For Immediate Release
Washington, DC – The ERISA Industry Committee (ERIC) today submitted comments to the Department of Health and Human Services (HHS) in response to its request for information related to the HHS Blueprint to Lower Drug Prices and Reduce Out-of-Pocket Costs.
ERIC’s comments focused on four areas:
- Improving competition
- Better negotiation to reduce costs
- Creating incentives to lower drug prices
- Reducing patient out-of-pocket spending
“Large employers typically pay at least 75 percent of health care costs for their employees. While prescription drugs are not the largest cost-driver within employer-sponsored health insurance, they are the fastest growing, least predictable, and often times, the most opaque,” said James Gelfand, senior vice president of health policy, ERIC. “It is extremely important regulations are updated to increase competition and improve access to lower cost drug options.”

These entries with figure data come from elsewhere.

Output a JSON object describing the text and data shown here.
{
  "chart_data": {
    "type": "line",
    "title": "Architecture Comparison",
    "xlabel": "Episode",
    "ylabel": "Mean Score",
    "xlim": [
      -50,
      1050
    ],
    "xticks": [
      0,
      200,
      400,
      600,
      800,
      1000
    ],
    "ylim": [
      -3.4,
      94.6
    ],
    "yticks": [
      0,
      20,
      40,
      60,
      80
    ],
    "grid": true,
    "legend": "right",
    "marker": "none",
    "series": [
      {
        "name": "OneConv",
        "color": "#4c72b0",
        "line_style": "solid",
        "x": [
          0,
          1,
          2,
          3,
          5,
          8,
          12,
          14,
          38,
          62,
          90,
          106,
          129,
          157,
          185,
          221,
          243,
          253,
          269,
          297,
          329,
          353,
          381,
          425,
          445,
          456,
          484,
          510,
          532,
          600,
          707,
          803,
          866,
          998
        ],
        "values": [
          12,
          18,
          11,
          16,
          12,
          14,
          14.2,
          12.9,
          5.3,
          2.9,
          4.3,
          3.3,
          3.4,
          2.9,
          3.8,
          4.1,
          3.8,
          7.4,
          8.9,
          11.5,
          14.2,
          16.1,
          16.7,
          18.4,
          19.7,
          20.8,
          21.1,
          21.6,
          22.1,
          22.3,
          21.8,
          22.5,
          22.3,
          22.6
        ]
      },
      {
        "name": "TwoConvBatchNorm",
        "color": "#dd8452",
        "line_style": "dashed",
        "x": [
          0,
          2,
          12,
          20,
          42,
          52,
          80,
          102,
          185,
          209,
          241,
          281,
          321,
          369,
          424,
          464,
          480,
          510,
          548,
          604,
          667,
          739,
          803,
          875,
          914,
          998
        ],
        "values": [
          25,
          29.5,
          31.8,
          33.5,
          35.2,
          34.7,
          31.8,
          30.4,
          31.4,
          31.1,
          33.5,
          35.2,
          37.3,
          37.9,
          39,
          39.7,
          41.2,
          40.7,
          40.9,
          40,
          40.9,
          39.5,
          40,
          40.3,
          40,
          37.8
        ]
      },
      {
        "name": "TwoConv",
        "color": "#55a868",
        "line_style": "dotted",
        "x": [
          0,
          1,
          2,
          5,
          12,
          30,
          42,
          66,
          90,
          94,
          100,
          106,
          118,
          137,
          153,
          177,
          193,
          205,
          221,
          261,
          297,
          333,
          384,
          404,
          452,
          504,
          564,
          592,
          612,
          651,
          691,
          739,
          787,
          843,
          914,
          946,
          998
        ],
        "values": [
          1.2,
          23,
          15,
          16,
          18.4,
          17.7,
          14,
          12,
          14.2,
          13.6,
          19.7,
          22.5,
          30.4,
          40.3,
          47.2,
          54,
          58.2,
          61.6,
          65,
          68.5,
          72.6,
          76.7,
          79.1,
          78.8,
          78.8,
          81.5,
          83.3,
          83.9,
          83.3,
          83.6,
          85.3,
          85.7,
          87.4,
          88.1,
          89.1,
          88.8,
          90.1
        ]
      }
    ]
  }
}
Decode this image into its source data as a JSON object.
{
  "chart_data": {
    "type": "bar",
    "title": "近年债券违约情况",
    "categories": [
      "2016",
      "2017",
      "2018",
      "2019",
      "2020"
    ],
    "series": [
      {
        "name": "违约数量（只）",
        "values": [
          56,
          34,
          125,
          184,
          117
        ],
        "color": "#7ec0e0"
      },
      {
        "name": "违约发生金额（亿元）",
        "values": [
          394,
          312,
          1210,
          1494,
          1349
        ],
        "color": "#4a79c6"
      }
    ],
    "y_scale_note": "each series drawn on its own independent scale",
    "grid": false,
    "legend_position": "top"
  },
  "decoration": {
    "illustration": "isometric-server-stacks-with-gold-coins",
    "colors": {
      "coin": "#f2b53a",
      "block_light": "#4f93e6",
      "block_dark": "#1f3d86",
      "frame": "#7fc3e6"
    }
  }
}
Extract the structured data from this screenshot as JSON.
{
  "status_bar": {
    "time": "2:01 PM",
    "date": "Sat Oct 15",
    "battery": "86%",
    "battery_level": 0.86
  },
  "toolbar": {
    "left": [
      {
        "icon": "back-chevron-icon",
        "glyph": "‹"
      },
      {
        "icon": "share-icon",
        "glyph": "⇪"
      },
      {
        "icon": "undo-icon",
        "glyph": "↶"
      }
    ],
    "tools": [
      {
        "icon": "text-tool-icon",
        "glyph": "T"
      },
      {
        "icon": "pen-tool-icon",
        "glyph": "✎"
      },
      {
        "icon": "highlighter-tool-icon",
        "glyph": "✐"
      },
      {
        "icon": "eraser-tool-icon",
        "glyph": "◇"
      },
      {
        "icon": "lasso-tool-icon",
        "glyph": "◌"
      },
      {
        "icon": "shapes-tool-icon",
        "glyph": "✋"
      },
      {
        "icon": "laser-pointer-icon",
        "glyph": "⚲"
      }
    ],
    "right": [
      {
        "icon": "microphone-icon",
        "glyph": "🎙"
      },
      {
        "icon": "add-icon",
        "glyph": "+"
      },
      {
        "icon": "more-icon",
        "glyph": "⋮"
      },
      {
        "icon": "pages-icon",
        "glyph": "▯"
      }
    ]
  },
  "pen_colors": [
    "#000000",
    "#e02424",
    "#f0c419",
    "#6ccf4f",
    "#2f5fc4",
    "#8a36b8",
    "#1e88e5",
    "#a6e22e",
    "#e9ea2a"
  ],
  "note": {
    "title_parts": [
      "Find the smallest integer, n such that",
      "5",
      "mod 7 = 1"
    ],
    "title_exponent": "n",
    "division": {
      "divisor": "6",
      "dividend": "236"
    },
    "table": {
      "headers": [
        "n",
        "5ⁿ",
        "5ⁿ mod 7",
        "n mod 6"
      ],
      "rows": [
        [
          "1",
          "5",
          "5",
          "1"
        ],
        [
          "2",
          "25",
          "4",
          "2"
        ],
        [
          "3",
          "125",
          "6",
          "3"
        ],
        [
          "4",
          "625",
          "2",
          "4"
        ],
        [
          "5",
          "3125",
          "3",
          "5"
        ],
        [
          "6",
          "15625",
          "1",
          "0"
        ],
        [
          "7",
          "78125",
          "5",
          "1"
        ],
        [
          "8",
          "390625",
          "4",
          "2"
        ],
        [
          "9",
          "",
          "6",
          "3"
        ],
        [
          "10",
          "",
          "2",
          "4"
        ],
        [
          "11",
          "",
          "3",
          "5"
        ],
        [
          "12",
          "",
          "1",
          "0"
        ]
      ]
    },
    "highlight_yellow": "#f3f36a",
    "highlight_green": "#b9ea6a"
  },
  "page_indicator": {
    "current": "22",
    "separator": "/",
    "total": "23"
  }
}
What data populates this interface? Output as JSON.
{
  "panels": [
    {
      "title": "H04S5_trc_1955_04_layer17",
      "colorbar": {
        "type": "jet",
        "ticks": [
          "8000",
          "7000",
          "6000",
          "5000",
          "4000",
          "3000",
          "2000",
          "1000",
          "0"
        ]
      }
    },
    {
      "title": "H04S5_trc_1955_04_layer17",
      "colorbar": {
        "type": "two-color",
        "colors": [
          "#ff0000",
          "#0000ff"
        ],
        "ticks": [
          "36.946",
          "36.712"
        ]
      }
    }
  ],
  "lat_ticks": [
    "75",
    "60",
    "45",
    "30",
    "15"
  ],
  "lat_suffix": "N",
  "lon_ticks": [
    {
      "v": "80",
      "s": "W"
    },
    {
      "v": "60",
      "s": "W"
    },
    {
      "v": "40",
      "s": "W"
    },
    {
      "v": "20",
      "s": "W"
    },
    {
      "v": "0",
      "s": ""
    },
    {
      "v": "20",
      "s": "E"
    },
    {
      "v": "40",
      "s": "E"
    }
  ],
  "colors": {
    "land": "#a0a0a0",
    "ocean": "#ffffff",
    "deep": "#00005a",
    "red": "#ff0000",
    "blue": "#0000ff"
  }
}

Fixes suggested by ERIC, included:
- Ensuring safety protocols are properly enforced and cannot be used to generate market exclusivity
- Taking immediate steps to except value-based payments from the Medicaid price calculation and removing other barriers related to Stark and anti-kickback rules which might hamper the advance of value-based payments in health care
- Banning pay-for-delay agreements and curtailing those currently in effect
- Implementing changes to create a thriving biosimilar market, and educating patients and providers about it
- Placing limitations on copay coupons that steer patients to higher-cost drugs
- Broadening the IRS’ overly-restrictive definition of preventive care
- Banning gag clauses that hide drug costs from consumers
ERIC will continue to serve as a resource to the Administration throughout the regulatory process, and looks forward to working with the Departments on regulations that recognize the important role of large plan sponsors and the benefits they provide to millions of workers, retirees and families.